Written August 31, 2021 on the occasion of the U.S. exit from Afghanistan
Poor, one-eyed Polyphemus, how did you deserve
the blind poet’s calumniation? You with no wife,
son, or even loyal dog; and that selfish wanderer,
stealing into your unlocked cave without permission.
The wage of hubris should be tragedy not poetry.
Let Odysseus pluck his own eyes out;
instead that wayward Ithacan took yours
then rushed to raise his sails with mockery,
Blind Cyclops, nobody mourns for you or sings your song.
Should not the poets lyre your cries to distant shores?
Poseidon, Sea God, cause winds to roar and earth
to shake and doom the trickster’s sail go astray.
Palamedes, how many dead have you for Agamemnon tilled?
Deceit has filled the Elysian Fields and wrapped
with death Trojans, Achaeans, courage, beauty, love;
yet left poor Polyphemus scorned and by Nobody wronged.

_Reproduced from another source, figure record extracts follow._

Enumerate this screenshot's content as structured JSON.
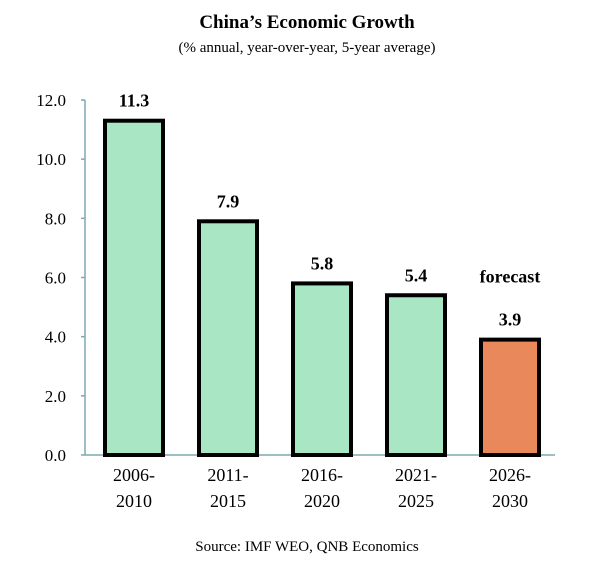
{
  "chart_data": {
    "type": "bar",
    "title": "China’s Economic Growth",
    "subtitle": "(% annual, year-over-year, 5-year average)",
    "categories": [
      [
        "2006-",
        "2010"
      ],
      [
        "2011-",
        "2015"
      ],
      [
        "2016-",
        "2020"
      ],
      [
        "2021-",
        "2025"
      ],
      [
        "2026-",
        "2030"
      ]
    ],
    "values": [
      11.3,
      7.9,
      5.8,
      5.4,
      3.9
    ],
    "value_labels": [
      "11.3",
      "7.9",
      "5.8",
      "5.4",
      "3.9"
    ],
    "forecast": [
      false,
      false,
      false,
      false,
      true
    ],
    "annotation": "forecast",
    "ylim": [
      0,
      12
    ],
    "yticks": [
      "0.0",
      "2.0",
      "4.0",
      "6.0",
      "8.0",
      "10.0",
      "12.0"
    ],
    "xlabel": "",
    "ylabel": "",
    "grid": false,
    "source": "Source: IMF WEO, QNB Economics",
    "colors": {
      "actual": "#a9e6c3",
      "forecast": "#e9885a",
      "axis": "#7ea8b2",
      "outline": "#000000"
    }
  }
}
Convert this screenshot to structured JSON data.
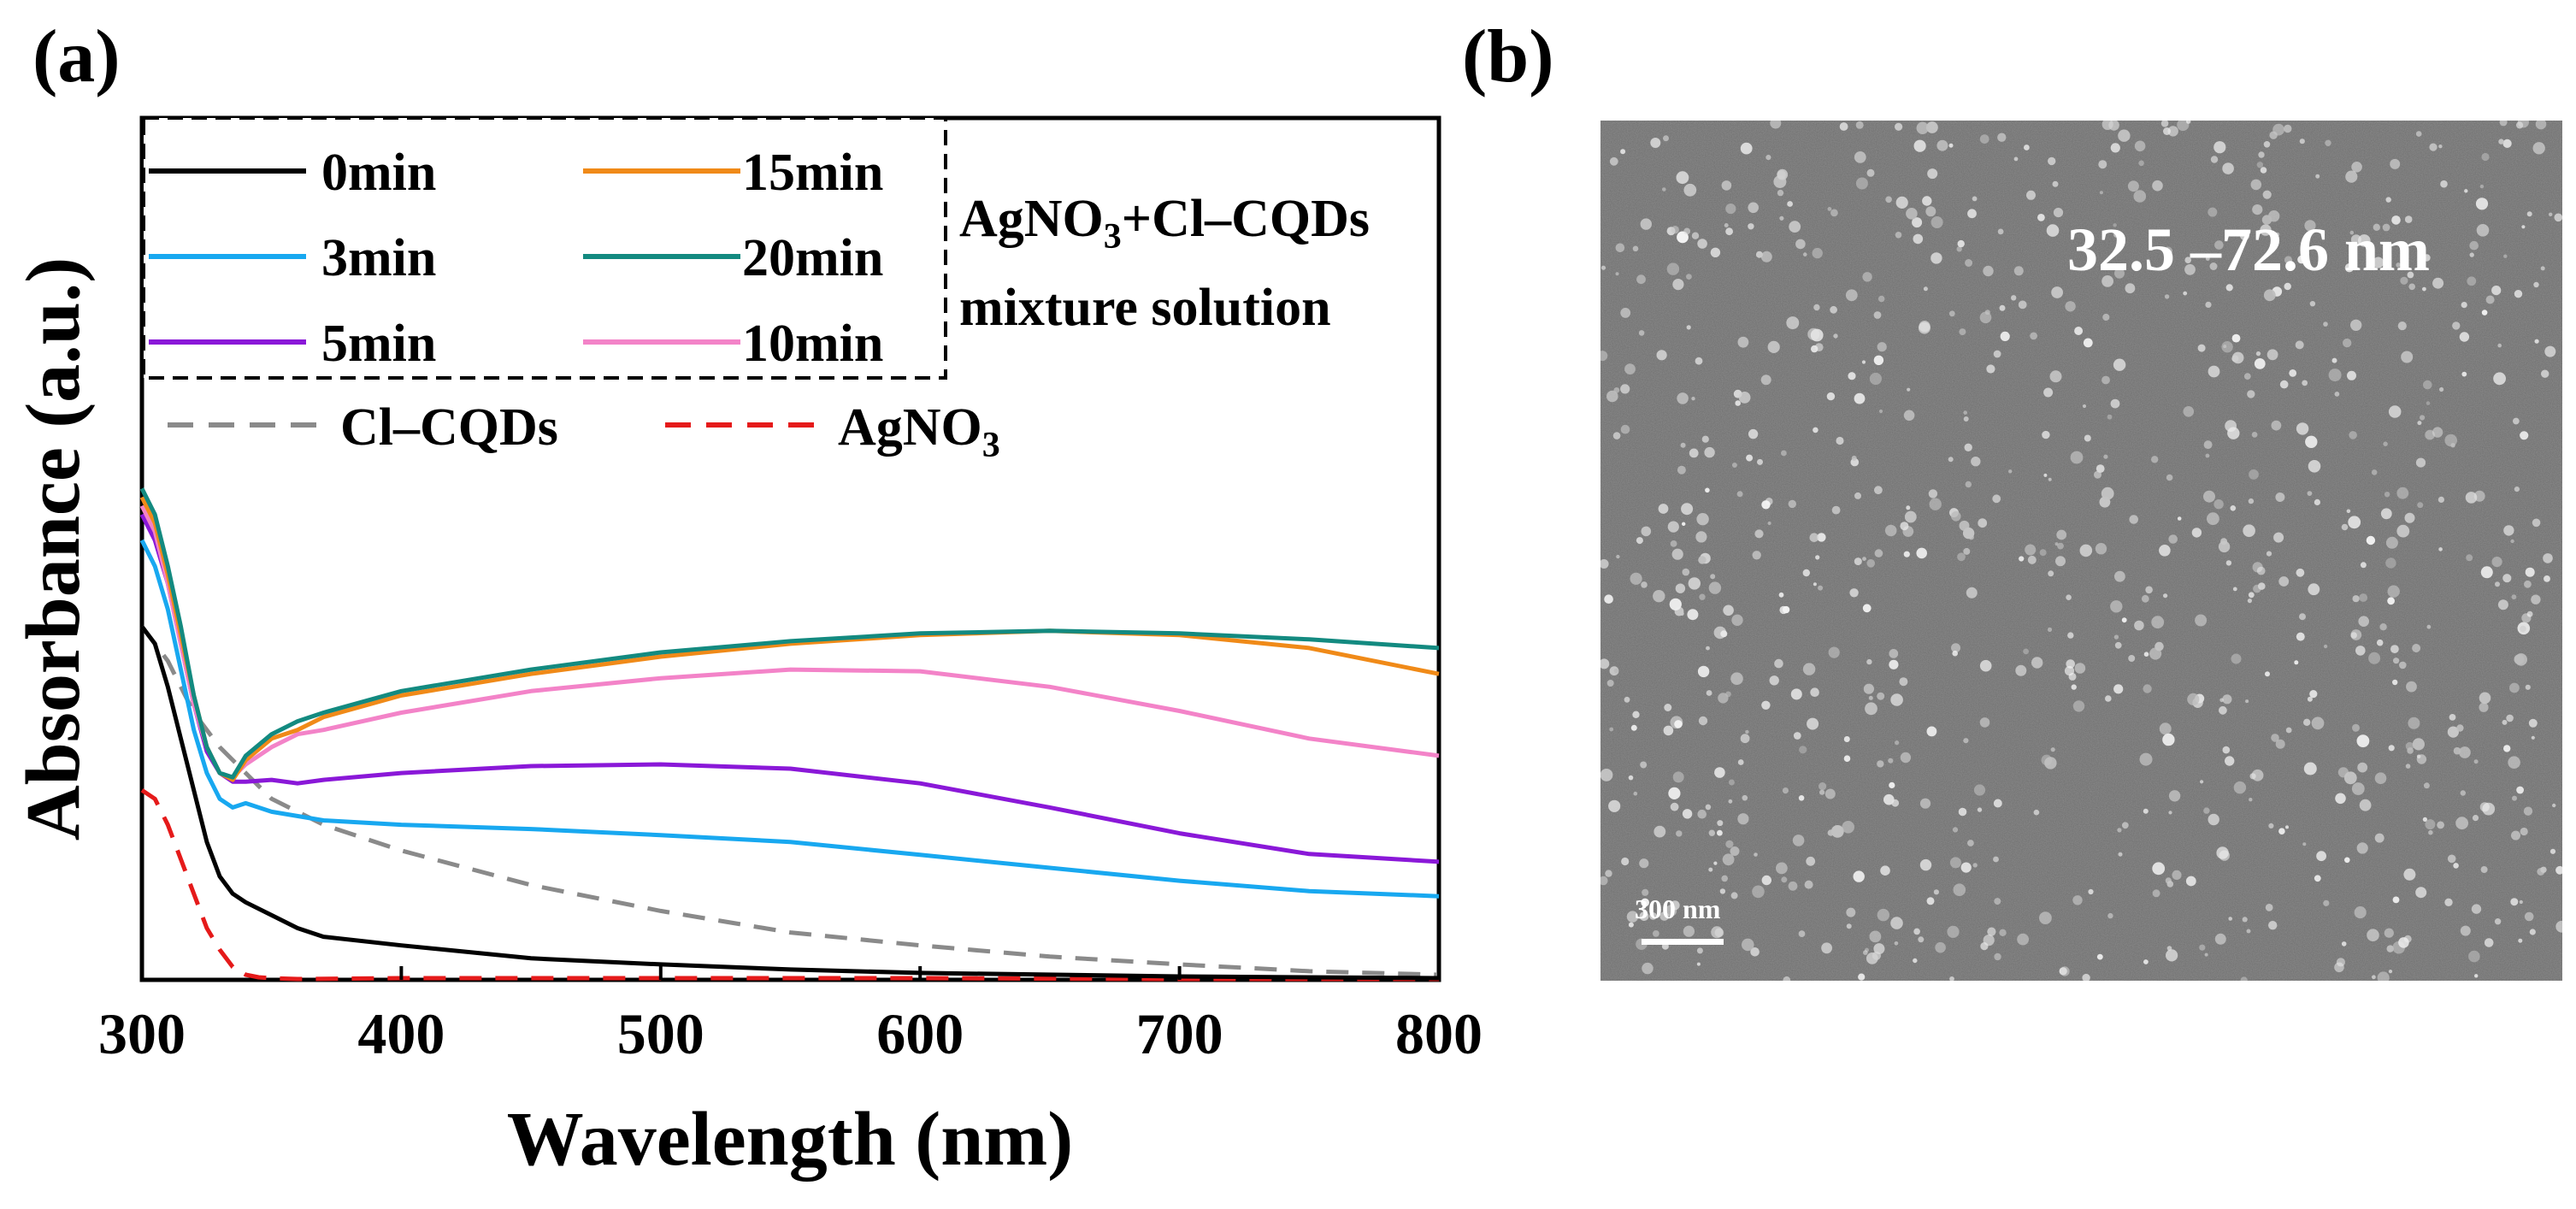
{
  "figure": {
    "panel_a_label": "(a)",
    "panel_b_label": "(b)"
  },
  "chart_data": {
    "type": "line",
    "title": "",
    "xlabel": "Wavelength (nm)",
    "ylabel": "Absorbance (a.u.)",
    "xlim": [
      300,
      800
    ],
    "ylim": [
      0,
      1.0
    ],
    "xticks": [
      300,
      400,
      500,
      600,
      700,
      800
    ],
    "xtick_labels": [
      "300",
      "400",
      "500",
      "600",
      "700",
      "800"
    ],
    "yticks_shown": false,
    "legend_group_note": "AgNO3+Cl–CQDs mixture solution",
    "series": [
      {
        "name": "0min",
        "style": "solid",
        "color": "#000000",
        "x": [
          300,
          305,
          310,
          315,
          320,
          325,
          330,
          335,
          340,
          350,
          360,
          370,
          400,
          450,
          500,
          550,
          600,
          700,
          800
        ],
        "y": [
          0.41,
          0.39,
          0.34,
          0.28,
          0.22,
          0.16,
          0.12,
          0.1,
          0.09,
          0.075,
          0.06,
          0.05,
          0.04,
          0.025,
          0.018,
          0.012,
          0.008,
          0.004,
          0.002
        ]
      },
      {
        "name": "3min",
        "style": "solid",
        "color": "#18a8f0",
        "x": [
          300,
          305,
          310,
          315,
          320,
          325,
          330,
          335,
          340,
          350,
          370,
          400,
          450,
          500,
          550,
          600,
          650,
          700,
          750,
          800
        ],
        "y": [
          0.51,
          0.48,
          0.43,
          0.36,
          0.29,
          0.24,
          0.21,
          0.2,
          0.205,
          0.195,
          0.185,
          0.18,
          0.175,
          0.168,
          0.16,
          0.145,
          0.13,
          0.115,
          0.103,
          0.097
        ]
      },
      {
        "name": "5min",
        "style": "solid",
        "color": "#8a18d8",
        "x": [
          300,
          305,
          310,
          315,
          320,
          325,
          330,
          335,
          340,
          350,
          360,
          370,
          400,
          450,
          500,
          550,
          600,
          650,
          700,
          750,
          800
        ],
        "y": [
          0.54,
          0.51,
          0.46,
          0.39,
          0.32,
          0.265,
          0.24,
          0.23,
          0.23,
          0.232,
          0.228,
          0.232,
          0.24,
          0.248,
          0.25,
          0.245,
          0.228,
          0.2,
          0.17,
          0.146,
          0.137
        ]
      },
      {
        "name": "15min",
        "style": "solid",
        "color": "#f08a18",
        "x": [
          300,
          305,
          310,
          315,
          320,
          325,
          330,
          335,
          340,
          350,
          360,
          370,
          400,
          450,
          500,
          550,
          600,
          650,
          700,
          750,
          800
        ],
        "y": [
          0.56,
          0.53,
          0.47,
          0.4,
          0.33,
          0.27,
          0.24,
          0.232,
          0.255,
          0.28,
          0.29,
          0.305,
          0.33,
          0.355,
          0.375,
          0.39,
          0.4,
          0.405,
          0.4,
          0.385,
          0.355
        ]
      },
      {
        "name": "20min",
        "style": "solid",
        "color": "#138a80",
        "x": [
          300,
          305,
          310,
          315,
          320,
          325,
          330,
          335,
          340,
          350,
          360,
          370,
          400,
          450,
          500,
          550,
          600,
          650,
          700,
          750,
          800
        ],
        "y": [
          0.57,
          0.54,
          0.48,
          0.41,
          0.33,
          0.27,
          0.24,
          0.235,
          0.26,
          0.285,
          0.3,
          0.31,
          0.335,
          0.36,
          0.38,
          0.393,
          0.402,
          0.405,
          0.402,
          0.395,
          0.385
        ]
      },
      {
        "name": "10min",
        "style": "solid",
        "color": "#f383c8",
        "x": [
          300,
          305,
          310,
          315,
          320,
          325,
          330,
          335,
          340,
          350,
          360,
          370,
          400,
          450,
          500,
          550,
          600,
          650,
          700,
          750,
          800
        ],
        "y": [
          0.55,
          0.52,
          0.46,
          0.39,
          0.32,
          0.27,
          0.24,
          0.235,
          0.25,
          0.27,
          0.285,
          0.29,
          0.31,
          0.335,
          0.35,
          0.36,
          0.358,
          0.34,
          0.312,
          0.28,
          0.26
        ]
      },
      {
        "name": "Cl–CQDs",
        "style": "dashed",
        "color": "#8a8a8a",
        "x": [
          300,
          310,
          320,
          330,
          340,
          350,
          360,
          370,
          400,
          450,
          500,
          550,
          600,
          650,
          700,
          750,
          800
        ],
        "y": [
          0.41,
          0.37,
          0.31,
          0.27,
          0.24,
          0.21,
          0.195,
          0.18,
          0.15,
          0.11,
          0.08,
          0.055,
          0.04,
          0.027,
          0.018,
          0.01,
          0.006
        ]
      },
      {
        "name": "AgNO3",
        "style": "dashed",
        "color": "#e51a1a",
        "x": [
          300,
          305,
          310,
          315,
          320,
          325,
          330,
          335,
          340,
          345,
          350,
          360,
          400,
          500,
          600,
          700,
          800
        ],
        "y": [
          0.22,
          0.21,
          0.18,
          0.14,
          0.1,
          0.06,
          0.035,
          0.015,
          0.006,
          0.003,
          0.002,
          0.001,
          0.002,
          0.002,
          0.002,
          0.001,
          0.001
        ]
      }
    ],
    "legend": {
      "main": [
        "0min",
        "15min",
        "3min",
        "20min",
        "5min",
        "10min"
      ],
      "note_line1": "AgNO",
      "note_sub": "3",
      "note_line1_rest": "+Cl–CQDs",
      "note_line2": "mixture solution",
      "extra_1": "Cl–CQDs",
      "extra_2_main": "AgNO",
      "extra_2_sub": "3"
    }
  },
  "sem_image": {
    "size_range_label": "32.5 –72.6 nm",
    "scale_bar_label": "300 nm"
  }
}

Would that Menelaus had never adored, that Paris’s eyes
been plucked at birth before desire could set
those thousand ships in vengeance loose at Aulis,
that young Iphigenia’s tears had stayed her father’s hand.
That you, solitary teller of tales had never gazed
on Odysseus or rolled your stone door closed.
Forget the graves and vengeance of man and gods
Sing for poor Polyphemus this loneliest of songs.